Cost Per Acquisition
This KPI can also be called ‘cost per new customer’, and the name pretty much speaks for itself. The goal here is to determine how much money you have to spend to acquire each new customer. Later, that number can be compared to the average value of each customer to your business, to make sure acquiring customers at this cost is a net positive.
To determine your cost per acquisition, you simply need to divide the amount of money you are spending on marketing by the number of customers you have added in a given period of time. You can look at this KPI from an overall marketing perspective, and you can also break it down into specific marketing channels (which will be more informative).

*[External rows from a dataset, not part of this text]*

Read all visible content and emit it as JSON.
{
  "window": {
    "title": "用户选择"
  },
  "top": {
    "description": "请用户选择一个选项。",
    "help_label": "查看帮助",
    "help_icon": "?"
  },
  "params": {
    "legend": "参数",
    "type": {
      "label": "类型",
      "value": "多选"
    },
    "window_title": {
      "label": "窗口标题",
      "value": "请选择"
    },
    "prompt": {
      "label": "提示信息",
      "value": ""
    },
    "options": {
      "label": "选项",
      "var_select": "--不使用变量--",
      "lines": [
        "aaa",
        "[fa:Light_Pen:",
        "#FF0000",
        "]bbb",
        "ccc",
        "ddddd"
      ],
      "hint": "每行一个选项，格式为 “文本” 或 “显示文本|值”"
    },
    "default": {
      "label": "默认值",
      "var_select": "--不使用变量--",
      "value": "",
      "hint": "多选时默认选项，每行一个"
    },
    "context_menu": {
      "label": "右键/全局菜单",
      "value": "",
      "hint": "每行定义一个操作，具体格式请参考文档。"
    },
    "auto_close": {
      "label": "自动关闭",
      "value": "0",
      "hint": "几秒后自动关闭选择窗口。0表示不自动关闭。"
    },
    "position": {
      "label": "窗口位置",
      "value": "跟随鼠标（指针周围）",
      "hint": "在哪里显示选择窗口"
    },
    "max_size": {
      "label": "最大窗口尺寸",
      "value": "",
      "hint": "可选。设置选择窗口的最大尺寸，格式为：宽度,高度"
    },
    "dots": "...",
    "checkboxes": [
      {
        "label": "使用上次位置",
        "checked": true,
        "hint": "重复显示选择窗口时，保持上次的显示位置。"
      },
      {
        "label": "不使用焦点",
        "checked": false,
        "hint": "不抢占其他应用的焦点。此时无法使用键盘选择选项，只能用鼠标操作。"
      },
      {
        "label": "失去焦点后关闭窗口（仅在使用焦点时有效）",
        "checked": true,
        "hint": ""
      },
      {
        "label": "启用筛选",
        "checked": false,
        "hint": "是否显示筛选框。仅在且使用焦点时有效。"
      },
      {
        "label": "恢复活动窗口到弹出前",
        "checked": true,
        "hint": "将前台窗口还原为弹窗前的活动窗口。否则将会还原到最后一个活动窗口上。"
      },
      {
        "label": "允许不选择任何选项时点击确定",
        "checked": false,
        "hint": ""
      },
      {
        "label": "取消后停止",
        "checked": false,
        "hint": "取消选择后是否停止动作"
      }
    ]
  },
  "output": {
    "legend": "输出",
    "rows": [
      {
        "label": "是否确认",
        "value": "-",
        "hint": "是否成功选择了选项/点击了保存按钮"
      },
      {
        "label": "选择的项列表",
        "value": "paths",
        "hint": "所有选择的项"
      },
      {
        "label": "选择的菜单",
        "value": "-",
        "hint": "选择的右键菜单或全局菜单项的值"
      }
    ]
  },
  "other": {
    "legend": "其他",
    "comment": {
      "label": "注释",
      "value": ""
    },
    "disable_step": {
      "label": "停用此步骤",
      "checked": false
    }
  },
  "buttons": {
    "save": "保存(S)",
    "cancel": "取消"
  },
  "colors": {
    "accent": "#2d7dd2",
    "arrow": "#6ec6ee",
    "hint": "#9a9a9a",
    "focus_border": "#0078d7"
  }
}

Knowing exactly how much it costs you to obtain a new customer is an essential piece of business knowledge. With that data point available, you can make other decisions regarding the viability of your business and what changes might be necessary moving forward. Do you need to extract more value from each customer in order to make your business model add up? Or do you need to find more cost-effective marketing channels to drive that CPA down? Making these decisions comes back to accurate tracking of this powerful KPI.
Track Your Win Rate
Business is about winning. It’s a competitive world out there, and you need to win as often as possible to keep up with the others in your market. As a KPI, ‘win rate’ refers to how many of your opportunities you are actually converting into customers. So, for instance, out of each 100 people that call your business in response to a marketing effort, how many of those wind up as a paying customer? The higher the percentage, the more profitable your business will be.

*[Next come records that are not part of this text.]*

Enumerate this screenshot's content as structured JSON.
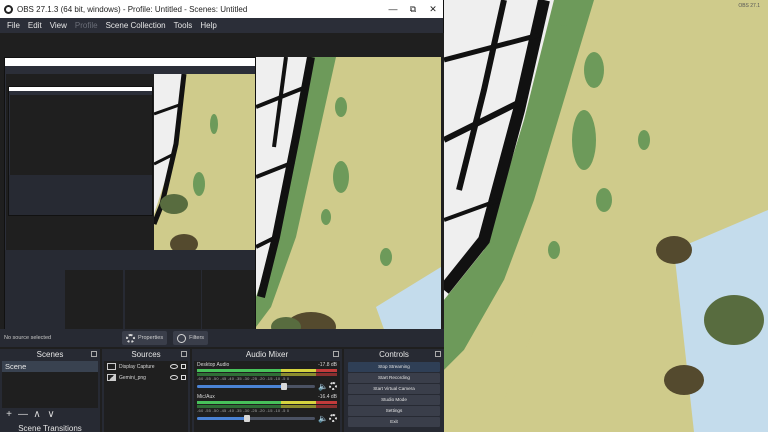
{
  "window": {
    "title": "OBS 27.1.3 (64 bit, windows) - Profile: Untitled - Scenes: Untitled",
    "controls": {
      "minimize": "—",
      "maximize": "⧉",
      "close": "✕"
    }
  },
  "menu": [
    {
      "label": "File",
      "enabled": true
    },
    {
      "label": "Edit",
      "enabled": true
    },
    {
      "label": "View",
      "enabled": true
    },
    {
      "label": "Profile",
      "enabled": false
    },
    {
      "label": "Scene Collection",
      "enabled": true
    },
    {
      "label": "Tools",
      "enabled": true
    },
    {
      "label": "Help",
      "enabled": true
    }
  ],
  "source_bar": {
    "no_source": "No source selected",
    "properties": "Properties",
    "filters": "Filters"
  },
  "scenes": {
    "title": "Scenes",
    "items": [
      "Scene"
    ],
    "toolbar": {
      "add": "+",
      "remove": "—",
      "up": "∧",
      "down": "∨"
    }
  },
  "transitions": {
    "title": "Scene Transitions"
  },
  "sources": {
    "title": "Sources",
    "items": [
      {
        "name": "Display Capture",
        "type": "monitor"
      },
      {
        "name": "Gemini_png",
        "type": "image"
      }
    ]
  },
  "mixer": {
    "title": "Audio Mixer",
    "scale": "-60 -55 -50 -45 -40 -35 -30 -25 -20 -15 -10 -5 0",
    "channels": [
      {
        "name": "Desktop Audio",
        "level": "-17.8 dB",
        "volume": 0.74
      },
      {
        "name": "Mic/Aux",
        "level": "-16.4 dB",
        "volume": 0.42
      }
    ]
  },
  "controls": {
    "title": "Controls",
    "buttons": [
      "Stop Streaming",
      "Start Recording",
      "Start Virtual Camera",
      "Studio Mode",
      "Settings",
      "Exit"
    ]
  },
  "background": {
    "label": "OBS 27.1"
  },
  "colors": {
    "obs_panel": "#2b2e38",
    "land": "#cfcb8b",
    "green": "#6d9a5a",
    "dark_green": "#586c3f",
    "brown": "#544a2e",
    "water": "#c4dcec",
    "road": "#111111",
    "block": "#efefef"
  }
}
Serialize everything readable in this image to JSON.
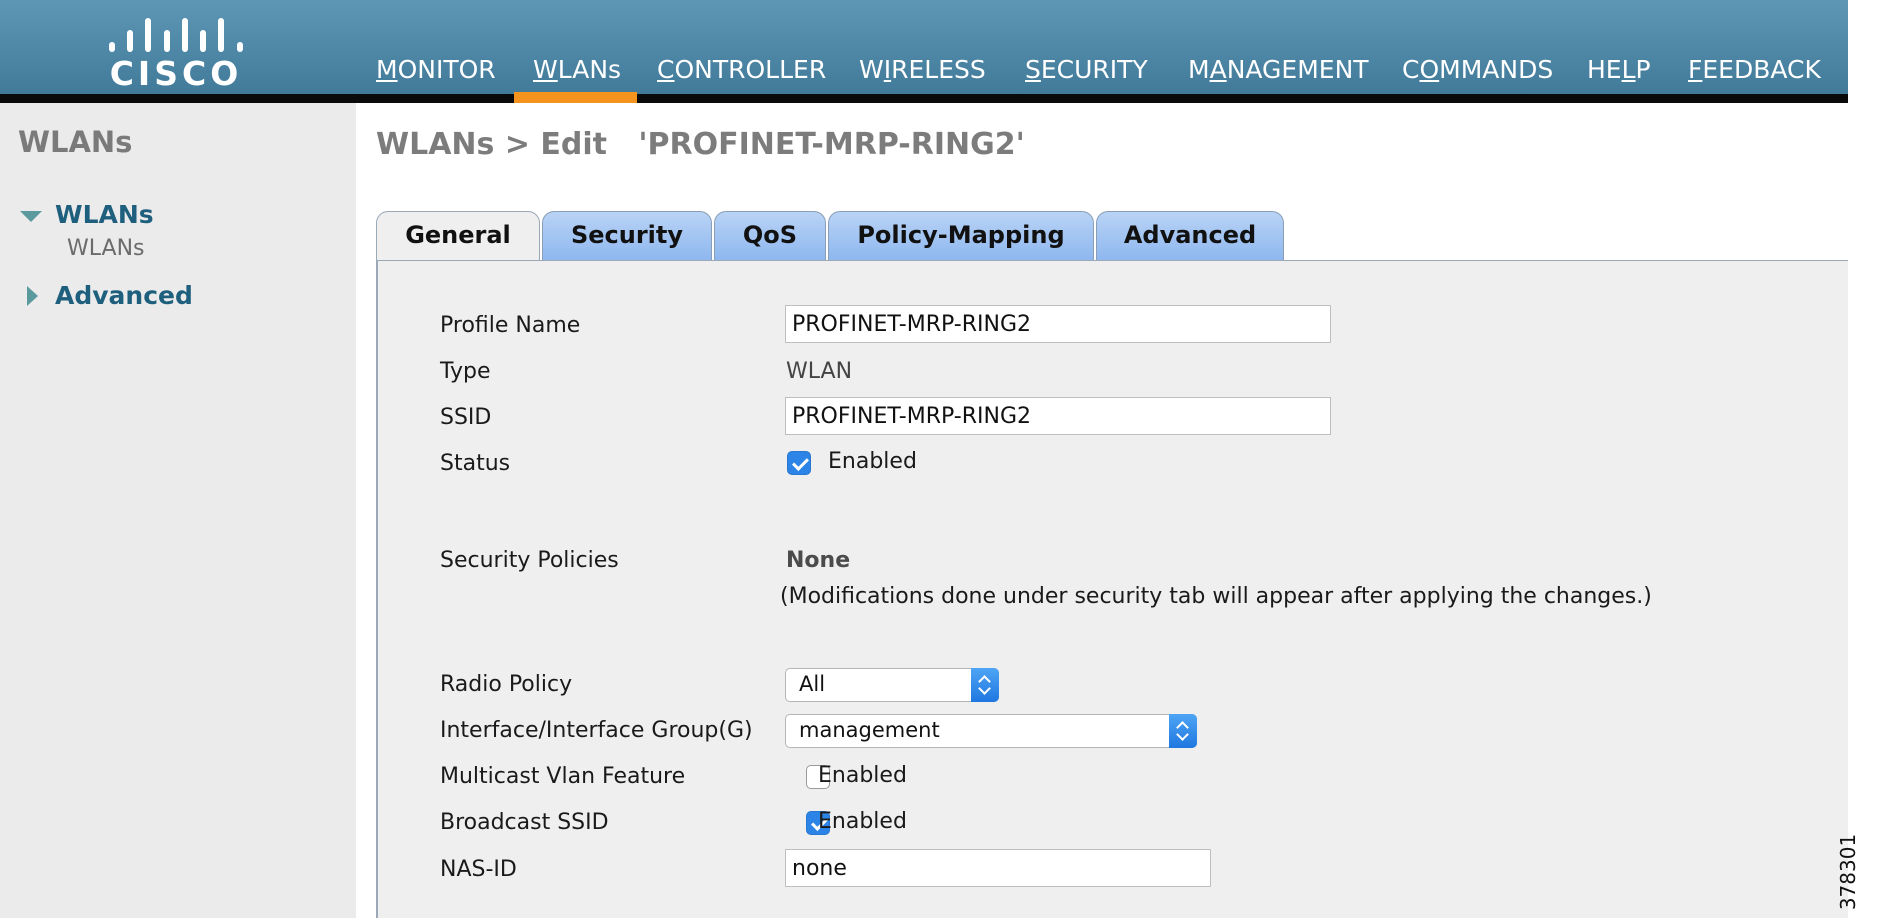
{
  "logo": {
    "text": "CISCO"
  },
  "nav": {
    "items": [
      {
        "pre": "",
        "key": "M",
        "post": "ONITOR"
      },
      {
        "pre": "",
        "key": "W",
        "post": "LANs"
      },
      {
        "pre": "",
        "key": "C",
        "post": "ONTROLLER"
      },
      {
        "pre": "W",
        "key": "I",
        "post": "RELESS"
      },
      {
        "pre": "",
        "key": "S",
        "post": "ECURITY"
      },
      {
        "pre": "M",
        "key": "A",
        "post": "NAGEMENT"
      },
      {
        "pre": "C",
        "key": "O",
        "post": "MMANDS"
      },
      {
        "pre": "HE",
        "key": "L",
        "post": "P"
      },
      {
        "pre": "",
        "key": "F",
        "post": "EEDBACK"
      }
    ],
    "active": "WLANs",
    "active_color": "#f4931e"
  },
  "sidebar": {
    "title": "WLANs",
    "items": [
      {
        "label": "WLANs",
        "expanded": true,
        "icon": "triangle-down-icon",
        "children": [
          "WLANs"
        ]
      },
      {
        "label": "Advanced",
        "expanded": false,
        "icon": "triangle-right-icon"
      }
    ]
  },
  "page": {
    "title": "WLANs > Edit   'PROFINET-MRP-RING2'"
  },
  "tabs": [
    "General",
    "Security",
    "QoS",
    "Policy-Mapping",
    "Advanced"
  ],
  "active_tab": "General",
  "form": {
    "profile_name": {
      "label": "Profile Name",
      "value": "PROFINET-MRP-RING2"
    },
    "type": {
      "label": "Type",
      "value": "WLAN"
    },
    "ssid": {
      "label": "SSID",
      "value": "PROFINET-MRP-RING2"
    },
    "status": {
      "label": "Status",
      "checked": true,
      "text": "Enabled"
    },
    "security_policies": {
      "label": "Security Policies",
      "value": "None",
      "note": "(Modifications done under security tab will appear after applying the changes.)"
    },
    "radio_policy": {
      "label": "Radio Policy",
      "value": "All"
    },
    "interface": {
      "label": "Interface/Interface Group(G)",
      "value": "management"
    },
    "multicast_vlan": {
      "label": "Multicast Vlan Feature",
      "checked": false,
      "text": "Enabled"
    },
    "broadcast_ssid": {
      "label": "Broadcast SSID",
      "checked": true,
      "text": "Enabled"
    },
    "nas_id": {
      "label": "NAS-ID",
      "value": "none"
    }
  },
  "figure_id": "378301",
  "colors": {
    "header": "#4a84a4",
    "sidebar_link": "#1f5f7e",
    "checkbox": "#2c84e6"
  }
}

Win rate is particularly important because it can help you patch up holes in your sales process. For instance, let’s say you run an ad campaign that you track carefully, and it leads to 100 new contacts. Out of those 100 contacts, only 10 become customers. In most markets – except for those with particularly high-value transactions – that would be a rather disappointing rate. If you only look at how many new customers came from the ad campaign, you may decide that 10 is not good enough to continue those ads.
But what if the ads aren’t the problem in the first place? After all, 100 people contacted your business, so maybe the ads worked and something about your sales process further down the line was the weak point. Knowing that your win rate was so low would allow you to address possible weaknesses in your funnel to hopefully convert more leads into sales moving forward.
The Big Picture
It will take some time and effort to complete the setup required to properly track KPIs. Once you have done the groundwork, however, tracking those metrics will be quite simple, and the information you collect will be incredibly valuable. Start with these three KPIs and you just might learn something new that can elevate your entire operation.